Évaluer les risques d’altération hydromorphologique

Évaluer les risques d’altération hydromorphologique

En partenariat avec les agences de l’eau et avec l’appui scientifique et technique de son pôle hydroécologie commun avec le Cemagref à Lyon, l’Onema dresse une cartographie des zones à risque d’altérations hydromorphologiques susceptibles de constituer un risque de non atteinte du bon état écologique. Cette cartographie, qui repose sur la méthodologie Syrah, vise à identifier les zones où une attention particulière doit être portée. Elle contribuera, en 2013, à la révision de l’état des lieux requis par la DCE.

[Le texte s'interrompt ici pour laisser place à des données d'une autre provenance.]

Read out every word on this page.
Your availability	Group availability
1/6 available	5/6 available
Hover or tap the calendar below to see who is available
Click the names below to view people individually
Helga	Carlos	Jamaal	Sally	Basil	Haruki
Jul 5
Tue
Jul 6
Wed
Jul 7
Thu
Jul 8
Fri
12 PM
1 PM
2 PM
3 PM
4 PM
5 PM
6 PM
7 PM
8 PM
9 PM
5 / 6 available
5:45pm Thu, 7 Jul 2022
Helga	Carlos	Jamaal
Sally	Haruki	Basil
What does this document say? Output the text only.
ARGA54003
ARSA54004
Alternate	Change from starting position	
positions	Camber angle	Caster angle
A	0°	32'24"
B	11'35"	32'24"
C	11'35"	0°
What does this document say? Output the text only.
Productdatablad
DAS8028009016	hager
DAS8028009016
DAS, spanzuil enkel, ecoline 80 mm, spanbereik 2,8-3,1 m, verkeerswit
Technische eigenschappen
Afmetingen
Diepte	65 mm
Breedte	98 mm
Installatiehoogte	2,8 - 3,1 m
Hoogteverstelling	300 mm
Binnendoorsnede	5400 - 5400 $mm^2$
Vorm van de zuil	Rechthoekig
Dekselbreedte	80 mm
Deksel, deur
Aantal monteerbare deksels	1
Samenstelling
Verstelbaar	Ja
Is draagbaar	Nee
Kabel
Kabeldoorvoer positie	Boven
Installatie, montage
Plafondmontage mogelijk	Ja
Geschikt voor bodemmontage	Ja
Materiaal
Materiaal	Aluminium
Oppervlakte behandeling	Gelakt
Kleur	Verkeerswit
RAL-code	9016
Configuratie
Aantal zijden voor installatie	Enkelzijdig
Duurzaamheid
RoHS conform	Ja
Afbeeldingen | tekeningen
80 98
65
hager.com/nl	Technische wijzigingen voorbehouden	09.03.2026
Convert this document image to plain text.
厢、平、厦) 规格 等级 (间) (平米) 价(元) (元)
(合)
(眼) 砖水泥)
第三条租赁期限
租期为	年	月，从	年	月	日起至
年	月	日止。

Des pressions multiples - culture intensive, extraction de granulats, barrages et plans d’eau, urbanisation - dispersées sur le réseau hydrographique, sont à l’origine des altérations du fonctionnement physique des cours d’eau. Les chercheurs du pôle Onema/Cemagref de Lyon ont élaboré une méthodologie, appelée Syrah, [1] qui permet d’évaluer le risque d’altération hydromorphologique des cours d’eau à partir de la connaissance de ces pressions.

Analyse du risque d’altération à l’échelle du tronçon de cours d’eau

Après avoir publié un atlas, à l’échelle nationale, des aménagements et des usages susceptibles d’être à l’origine de ce type d’altérations (voir Temps forts 2009), les chercheurs ont développé une méthodologie pour évaluer le risque d’altération hydromorphologique à une échelle plus fine, c’est-à-dire à l’échelle du tronçon géomorphologique. Près de 230 000 km de cours d’eau métropolitains ont ainsi été découpés en 69 500 tronçons, chaque tronçon étant un linéaire de cours d’eau présentant des caractéristiques géomorphologiques similaires.

A chaque tronçon a été attribué un type de fonctionnement de cours d’eau. En effet, les pressions n’ayant pas le même impact selon le type de fonctionnement géomorphologique d’un cours d’eau, le risque d’altération est différent. Ainsi, un ouvrage aura un impact moindre sur un cours d’eau dynamique et pentu de montagne que sur un cours d’eau plus lentique de plaine. Les chercheurs proposent donc de croiser, sur chaque tronçon, les informations sur la présence de pressions - voie de communication, digue, plan d’eau, gravière, pont… - avec les données de typologie du cours d’eau sur lequel elles s’exercent.

Un outil opérationnel pour la révision de l’état des lieux

Avec la méthodologie Syrah, les secrétariats techniques de bassin - agences de l’eau, Onema, DREAL - disposeront ainsi d’un outil opérationnel pour réaliser une cartographie complète des risques d’altération hydromorphologique de leur bassin et mettre en place des solutions optimisées. Avec l’appui technique de l’Onema, Syrah contribuera ainsi à la révision de l’état des lieux de 2013.

Des journées d’information dans les bassins

Pour permettre aux acteurs locaux - agences de l’eau, DREAL, conseils généraux, commissions locales de l’eau, EPTB, fédérations de pêche…- d’appréhender les avancées considérables en termes de connaissances hydromorphologiques mises à disposition par cet outil et de s’en approprier les résultats, l’Onema et le pôle d’hydroécologie ont organisé des journées d’information dans chacun des six bassins métropolitains. Ces journées ont été l’occasion de leur présenter le principe, la méthode et des exemples d’application au niveau local.